Starting at 2 p.m. Pacific time on Tuesday, Twitch will stream all 201 episodes of The French Chef, Child’s trailblazing cooking show that originally aired from 1963 to 1973. Just as Bob Ross won gamers over with his mellow approach to landscape painting, Twitch hopes Child’s charm will reel people into the world of French cuisine.
Just as importantly, Twitch is trying to boost the visibility of its Creative channel, in which users can watch people paint, draw, compose, cook, decorate, and code in real time. Food now has its own branch within the Creative channel, and in announcing the marathon, Twitch calls out several of its biggest cooking personalities, some of whom have taken on streaming as a full-time job or have been hired directly by Twitch.
That’s not to say Twitch’s focus on gaming is slipping. In addition to the Julia Child news, Twitch also announced an initiative called Stream First that encourages game makers to build live streaming features into their work.

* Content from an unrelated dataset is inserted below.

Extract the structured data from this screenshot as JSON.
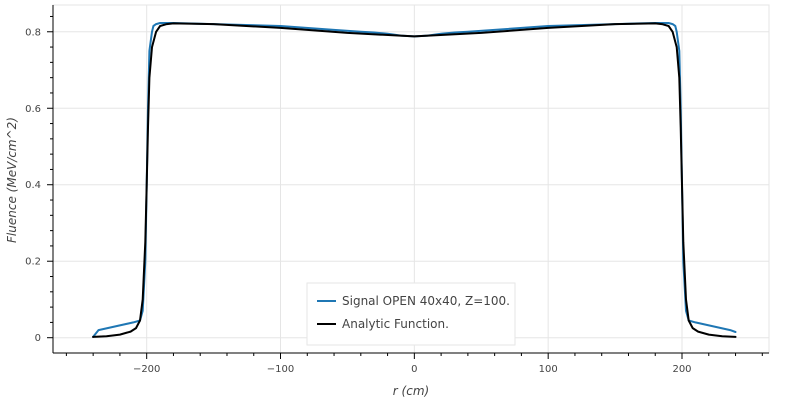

Potential tools include UI tweaks that easy for viewers to see, ways to invite viewers into coop sessions, and in-game experience point rewards for watching a live stream.
The Stream First initiative comes a month after Amazon’s launch of Lumberjack, a cross-platform game engine that has a couple of Twitch integration features built-in. (Amazon acquired Twitch for $970 million in 2014.)
Why this matters: If there’s a common thread here, it’s that Twitch wants to be about more than just passively watching people play games and make stuff. While chat has been part of Twitch’s streams from the beginning, the company is really trying to push the interactive angle of its service, whether it’s cooking alongside an accomplished chef or determining the outcome of a game. At some point, the stream has more influence on the art than vice versa.